Climate change and Nepal
Nepal is highly vulnerable to climate change. All its major rivers are snow-fed, originating in the high Himalayas bordering China’s Tibet. As the snow cover up in the mountains steadily recedes, less water flows into the rivers downstream during the winter season.
This means less water to produce electricity, less water to drink and less water to irrigate the fields. Alternately, whatever snow accumulates up there melts fast during the summer, inundating these rivers, which translates into devastating floods and landslides downstream. The poorer you are in Nepal, the more such extreme weather events will affect you. Even without these events, vast swathes of arable lands lie barren as most able-bodied men and, increasingly, even young women, are leaving the country in search of gainful employment abroad. Even if some of them decide to stay back and cultivate their lands the yields of major crops like rice and corn are low and as such commercially unviable. Nor are our farmers in a position to negotiate good price for their crops. The extreme weather events have only added to their woes.
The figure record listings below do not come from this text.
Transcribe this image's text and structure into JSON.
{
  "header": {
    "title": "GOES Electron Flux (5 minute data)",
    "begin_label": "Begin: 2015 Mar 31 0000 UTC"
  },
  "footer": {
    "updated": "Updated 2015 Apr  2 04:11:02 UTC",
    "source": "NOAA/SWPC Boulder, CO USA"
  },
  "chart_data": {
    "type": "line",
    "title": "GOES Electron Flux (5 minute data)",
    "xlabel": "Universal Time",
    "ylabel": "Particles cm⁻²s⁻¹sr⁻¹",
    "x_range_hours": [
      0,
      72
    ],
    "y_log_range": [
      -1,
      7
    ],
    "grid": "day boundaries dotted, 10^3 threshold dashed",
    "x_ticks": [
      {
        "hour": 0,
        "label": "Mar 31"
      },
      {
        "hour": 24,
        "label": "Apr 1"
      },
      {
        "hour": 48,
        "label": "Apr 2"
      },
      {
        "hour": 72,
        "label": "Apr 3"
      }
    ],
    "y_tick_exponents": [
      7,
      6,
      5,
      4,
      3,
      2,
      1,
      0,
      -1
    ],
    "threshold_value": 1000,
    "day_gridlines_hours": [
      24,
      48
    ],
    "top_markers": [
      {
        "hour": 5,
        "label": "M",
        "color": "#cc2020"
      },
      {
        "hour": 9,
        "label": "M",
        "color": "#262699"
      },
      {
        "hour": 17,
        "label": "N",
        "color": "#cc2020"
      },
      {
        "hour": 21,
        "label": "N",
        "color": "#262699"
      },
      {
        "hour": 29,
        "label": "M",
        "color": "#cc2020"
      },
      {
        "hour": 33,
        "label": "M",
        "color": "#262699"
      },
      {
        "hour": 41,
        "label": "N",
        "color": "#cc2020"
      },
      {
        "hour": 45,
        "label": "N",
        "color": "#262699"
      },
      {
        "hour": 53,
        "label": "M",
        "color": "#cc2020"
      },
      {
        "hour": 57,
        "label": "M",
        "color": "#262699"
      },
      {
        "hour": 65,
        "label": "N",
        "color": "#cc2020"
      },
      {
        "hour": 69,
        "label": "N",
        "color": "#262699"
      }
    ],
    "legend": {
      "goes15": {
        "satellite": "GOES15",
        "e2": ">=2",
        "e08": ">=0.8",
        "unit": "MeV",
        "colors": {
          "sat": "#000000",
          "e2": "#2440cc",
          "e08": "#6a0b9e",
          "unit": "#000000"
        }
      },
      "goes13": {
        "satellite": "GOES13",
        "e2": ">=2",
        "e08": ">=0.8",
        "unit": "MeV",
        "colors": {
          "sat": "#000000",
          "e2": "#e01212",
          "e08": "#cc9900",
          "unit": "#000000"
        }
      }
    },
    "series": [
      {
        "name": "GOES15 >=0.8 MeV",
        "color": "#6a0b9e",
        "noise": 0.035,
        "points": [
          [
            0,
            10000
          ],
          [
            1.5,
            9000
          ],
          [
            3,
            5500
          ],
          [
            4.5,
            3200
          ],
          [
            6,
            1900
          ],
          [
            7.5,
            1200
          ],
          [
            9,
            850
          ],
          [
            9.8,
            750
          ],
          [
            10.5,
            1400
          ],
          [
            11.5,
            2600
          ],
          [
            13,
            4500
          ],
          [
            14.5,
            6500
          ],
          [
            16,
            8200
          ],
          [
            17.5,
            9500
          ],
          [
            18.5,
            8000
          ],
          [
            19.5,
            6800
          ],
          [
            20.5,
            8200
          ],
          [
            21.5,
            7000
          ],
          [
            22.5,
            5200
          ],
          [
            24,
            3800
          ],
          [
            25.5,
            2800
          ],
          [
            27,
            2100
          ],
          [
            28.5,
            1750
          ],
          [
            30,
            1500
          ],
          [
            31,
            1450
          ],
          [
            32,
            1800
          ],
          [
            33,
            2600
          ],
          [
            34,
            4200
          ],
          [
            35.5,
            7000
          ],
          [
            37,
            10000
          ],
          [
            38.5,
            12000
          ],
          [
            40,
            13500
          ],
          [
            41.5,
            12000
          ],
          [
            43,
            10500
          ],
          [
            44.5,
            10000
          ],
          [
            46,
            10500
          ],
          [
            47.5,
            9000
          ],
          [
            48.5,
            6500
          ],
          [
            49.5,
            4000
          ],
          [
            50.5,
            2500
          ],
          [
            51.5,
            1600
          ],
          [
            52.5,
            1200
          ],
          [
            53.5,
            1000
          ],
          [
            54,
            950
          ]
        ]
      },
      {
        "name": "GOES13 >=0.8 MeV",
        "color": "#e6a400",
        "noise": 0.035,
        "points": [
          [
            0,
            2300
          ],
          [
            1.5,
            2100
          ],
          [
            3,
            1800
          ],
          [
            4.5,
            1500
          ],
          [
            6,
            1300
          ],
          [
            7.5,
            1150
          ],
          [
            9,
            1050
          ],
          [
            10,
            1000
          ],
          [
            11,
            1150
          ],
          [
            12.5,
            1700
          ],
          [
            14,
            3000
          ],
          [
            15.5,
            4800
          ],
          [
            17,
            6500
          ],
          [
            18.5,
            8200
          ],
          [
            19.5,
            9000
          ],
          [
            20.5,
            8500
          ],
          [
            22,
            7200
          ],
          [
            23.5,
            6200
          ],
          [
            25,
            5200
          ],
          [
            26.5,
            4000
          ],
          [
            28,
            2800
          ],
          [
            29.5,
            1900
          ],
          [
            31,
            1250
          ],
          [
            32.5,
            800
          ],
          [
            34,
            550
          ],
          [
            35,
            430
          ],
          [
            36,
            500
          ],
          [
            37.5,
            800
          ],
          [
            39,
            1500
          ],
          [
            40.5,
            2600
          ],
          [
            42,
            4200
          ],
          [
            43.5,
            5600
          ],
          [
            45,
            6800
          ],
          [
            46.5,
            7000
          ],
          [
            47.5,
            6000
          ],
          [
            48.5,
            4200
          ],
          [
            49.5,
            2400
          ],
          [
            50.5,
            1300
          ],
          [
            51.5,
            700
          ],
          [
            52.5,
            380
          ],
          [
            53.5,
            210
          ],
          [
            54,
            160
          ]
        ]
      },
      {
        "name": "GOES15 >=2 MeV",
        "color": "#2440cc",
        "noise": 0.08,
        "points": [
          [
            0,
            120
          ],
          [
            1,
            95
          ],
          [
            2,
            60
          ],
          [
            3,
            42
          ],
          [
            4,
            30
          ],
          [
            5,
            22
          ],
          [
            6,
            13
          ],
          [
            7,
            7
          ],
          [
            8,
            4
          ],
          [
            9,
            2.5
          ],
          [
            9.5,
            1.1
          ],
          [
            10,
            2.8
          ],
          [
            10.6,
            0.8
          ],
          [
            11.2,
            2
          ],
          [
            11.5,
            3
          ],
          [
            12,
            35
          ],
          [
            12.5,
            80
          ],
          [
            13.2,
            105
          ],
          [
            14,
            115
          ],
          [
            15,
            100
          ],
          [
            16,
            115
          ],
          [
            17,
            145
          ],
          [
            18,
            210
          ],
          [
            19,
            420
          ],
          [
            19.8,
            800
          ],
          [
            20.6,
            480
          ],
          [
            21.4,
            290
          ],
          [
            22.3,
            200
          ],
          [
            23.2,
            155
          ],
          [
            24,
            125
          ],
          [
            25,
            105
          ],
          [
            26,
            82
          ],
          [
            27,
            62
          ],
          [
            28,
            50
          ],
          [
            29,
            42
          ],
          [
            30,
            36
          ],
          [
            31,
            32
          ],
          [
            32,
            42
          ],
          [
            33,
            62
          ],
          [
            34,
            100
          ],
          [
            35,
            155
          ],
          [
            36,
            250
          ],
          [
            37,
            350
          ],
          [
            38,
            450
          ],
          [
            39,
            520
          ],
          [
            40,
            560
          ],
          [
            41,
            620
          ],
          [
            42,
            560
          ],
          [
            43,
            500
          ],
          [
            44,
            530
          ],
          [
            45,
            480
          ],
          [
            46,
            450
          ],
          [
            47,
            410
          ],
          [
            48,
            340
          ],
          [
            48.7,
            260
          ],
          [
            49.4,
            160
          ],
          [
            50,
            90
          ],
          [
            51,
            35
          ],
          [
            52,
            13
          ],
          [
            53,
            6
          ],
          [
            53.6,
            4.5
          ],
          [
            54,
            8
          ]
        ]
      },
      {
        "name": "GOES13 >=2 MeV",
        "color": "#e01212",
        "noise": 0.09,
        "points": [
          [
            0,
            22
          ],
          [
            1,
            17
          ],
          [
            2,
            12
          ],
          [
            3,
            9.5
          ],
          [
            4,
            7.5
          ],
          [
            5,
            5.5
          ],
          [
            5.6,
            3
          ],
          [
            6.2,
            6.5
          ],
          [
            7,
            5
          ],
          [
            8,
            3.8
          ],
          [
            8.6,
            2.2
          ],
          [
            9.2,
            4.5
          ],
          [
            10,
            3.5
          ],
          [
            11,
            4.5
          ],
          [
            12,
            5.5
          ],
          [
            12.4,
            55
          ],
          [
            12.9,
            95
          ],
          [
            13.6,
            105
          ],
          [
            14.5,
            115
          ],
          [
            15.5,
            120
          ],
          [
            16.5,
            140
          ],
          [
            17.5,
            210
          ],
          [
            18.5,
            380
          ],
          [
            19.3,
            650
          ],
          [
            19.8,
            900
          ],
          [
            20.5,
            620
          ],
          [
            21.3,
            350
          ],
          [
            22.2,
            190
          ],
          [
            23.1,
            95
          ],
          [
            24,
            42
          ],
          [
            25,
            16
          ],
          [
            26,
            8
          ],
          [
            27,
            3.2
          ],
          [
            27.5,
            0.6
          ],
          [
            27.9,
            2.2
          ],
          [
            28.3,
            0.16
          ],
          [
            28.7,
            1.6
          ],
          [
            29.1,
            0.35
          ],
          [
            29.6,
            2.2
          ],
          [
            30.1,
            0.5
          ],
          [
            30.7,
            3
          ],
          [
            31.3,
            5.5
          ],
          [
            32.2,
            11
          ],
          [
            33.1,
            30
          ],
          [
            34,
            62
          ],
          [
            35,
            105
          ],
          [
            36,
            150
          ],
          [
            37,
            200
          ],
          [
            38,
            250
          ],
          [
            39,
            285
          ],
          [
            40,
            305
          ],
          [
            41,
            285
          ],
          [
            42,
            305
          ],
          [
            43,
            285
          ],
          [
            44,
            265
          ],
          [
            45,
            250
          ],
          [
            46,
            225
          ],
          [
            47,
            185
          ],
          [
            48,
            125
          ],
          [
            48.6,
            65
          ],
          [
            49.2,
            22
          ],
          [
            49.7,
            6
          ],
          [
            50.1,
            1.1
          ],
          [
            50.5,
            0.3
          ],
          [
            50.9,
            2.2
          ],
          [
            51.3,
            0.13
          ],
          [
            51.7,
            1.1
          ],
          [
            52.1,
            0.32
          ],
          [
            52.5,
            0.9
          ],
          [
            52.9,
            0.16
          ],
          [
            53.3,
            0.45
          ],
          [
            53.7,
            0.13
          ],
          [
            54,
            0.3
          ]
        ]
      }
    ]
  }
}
The much-touted Agriculture Development Strategy (ADS) that will supersede the existing Agriculture Perspective Plan (APP) hopes to transform Nepali agriculture that still employs nearly 70 percent of its working-age population. For instance it aims to boost per hectare land productivity from the current US $1,600 to $5,000. The export of farm items from Nepal is expected to rise from the current $250 million to $1.6 billion by the end of the 20-year timeline of ADS. One of its core objectives is commercialization of the agro sector so as to make agriculture a viable means of livelihood. Therefore, in addition to increasing their access to modern farming tools and fertilizers, the farmers will also get training on value-addition and entrepreneurship. In light of the new challenges posed by climate change, the ADS aims to mitigate the risks to commercial agriculture through response mechanisms “that include catastrophe protection insurance and the protection of farmers under bankruptcy legislation.” Such safety nets will undoubtedly give farmers more incentive to cultivate their lands.
More than that, Nepal will also have to learn to tap into the resources that have been made available by the rich countries—that contribute the most to climate change—to the poor countries to help them adjust to the worst effects of climate change. For instance the rich countries have since 2009 committed US $100 billion a year for poor countries.
Although the rich countries have struggled to completely honor this yearly commitment, they still pony up substantial sums every year. (For instance $62 billion was raised in 2014.) But Nepal has not been able to adequately tap into this global pool owing to its failure at quantifying its vulnerabilities and at presenting a convincing case before the world. This is because the issue of climate change, as important as it is for Nepal, has never been taken seriously by our political bigwigs. But with the planet on course to witness its hottest year on record, such neglect could prove costly. Nepal failed to make a convincing case at the most recent UN Climate Change Conference in Paris back last November. Pummeled by an unprecedented number of water-induced disasters this monsoon, the country is again struggling to cope. A little disaster planning in advance would have made things more manageable.